Comunicazione ufficiale SICPRE su ALCL

Alla cortese attenzione del Ministro della Salute
On. Giulia Grillo

E per conoscenza

Alla cortese attenzione del Presidente del Consiglio Superiore di Sanità
Prof. Franco Locatelli

„Gentile Ministro,

La recentissima presa di posizione del Ministero della Salute Francese sul complicato problema delle protesi mammarie, che non trova attualmente altri riscontri in Europa, ci vede, in qualità di Società Scientifiche rappresentanti la Chirurgia Plastica Ricostruttiva ed Estetica, sorpresi e fortemente preoccupati.
Il nostro interesse primario, come medici e come chirurghi plastici, è la tutela della salute delle nostre pazienti, non solo di quelle già operate, ma anche di tutte quelle che sottoporremo ad interventi chirurgici che necessitano l’impiego di impianti mammari.
Per questi motivi, la decisione del Ministero francese di non permettere più l’uso di alcune tipologie di protesi, che da più di 25 anni rappresentano il gold standard della chirurgia plastica, sulla base del fatto che sarebbero responsabili di una rarissima patologia, il Linfoma Anaplastico a Grandi Cellule (BIA-ALCL), ci pare inopportuna perchè non basata sull’evidenza scientifica in relazione all’esiguità dei dati disponibili.

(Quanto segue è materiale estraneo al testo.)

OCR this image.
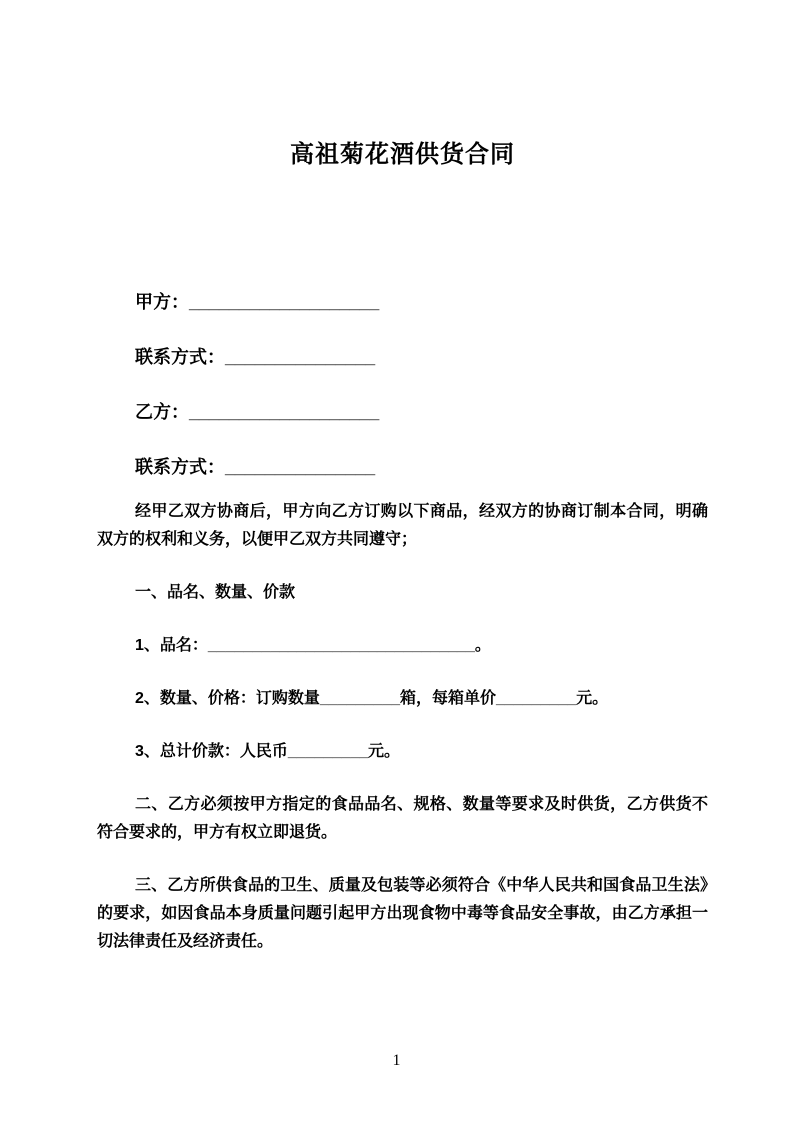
高祖菊花酒供货合同

甲方：___________________

联系方式：_______________

乙方：___________________

联系方式：_______________

经甲乙双方协商后，甲方向乙方订购以下商品，经双方的协商订制本合同，明确双方的权利和义务，以便甲乙双方共同遵守；

一、品名、数量、价款

1、品名：______________________________。

2、数量、价格：订购数量_________箱，每箱单价_________元。

3、总计价款：人民币_________元。

二、乙方必须按甲方指定的食品品名、规格、数量等要求及时供货，乙方供货不符合要求的，甲方有权立即退货。

三、乙方所供食品的卫生、质量及包装等必须符合《中华人民共和国食品卫生法》的要求，如因食品本身质量问题引起甲方出现食物中毒等食品安全事故，由乙方承担一切法律责任及经济责任。

1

Il problema BIA-ALCL esiste, ma deve essere inquadrato come etiologia, valutato considerando le eccellenti possibilità di cura e monitorato nella frequenza, tenendo in particolare considerazione il fatto che le protesi escluse sono quelle utilizzate nella quasi totalità dei casi ricostruttivi postoncologici ed anche in molti casi di chirurgia di rimodellamento mammario. Per tali motivi, la scelta della protesi da impiantare deve essere formulata considerando vantaggi e possibili complicanze dei singoli presidi in relazione al caso specifico. In caso d’impedimento di utilizzo di questi specifici impianti, il nostro servizio per le donne candidate a questi interventi diventerebbe molto più precario e meno efficace.
Inoltre, siamo molto preoccupati dal probabile grave allarmismo che questa situazione poco chiara verrebbe a creare in tutte le pazienti portatrici di protesi mammarie, sia per motivi ricostruttivi postoncologici che per motivi estetici.

Ci giunge notizia, dal Dipartimento Dispositivi Medici del Ministero da Lei presieduto, di una possibile richiesta di parere al Consiglio Superiore di Sanità.
Nessun chirurgo plastico è presente come componente dell’illustre CSS, né, di conseguenza, nella Sezione V, che è quella che ha tra le proprie materie di competenza i dispositivi medici.
In relazione all’importanza che l’argomento protesi mammarie ha per i chirurghi plastici, le nostre società scientifiche, da anni, ne discutono in congressi e gruppi di studio a livello nazionale ed internazionale, confrontandosi continuamente con le associazioni specialistiche degli altri paesi, e controllano con attenzione la letteratura scientifica pubblicata sulle più importanti riviste del settore.
Sulla base di queste considerazioni, riteniamo opportuno offrire tutte le nostre competenze per l’eventuale apertura di un tavolo tecnico che sia di supporto al successivo parere conclusivo del CSS. Siamo, quindi, a chiederLe di tenere in debita considerazione la nostra disponibilità, valutando anche la natura estremamente tecnica e delicata dell’argomento in oggetto. Certi della Sua considerazione, Le inviamo i nostri distinti ossequi."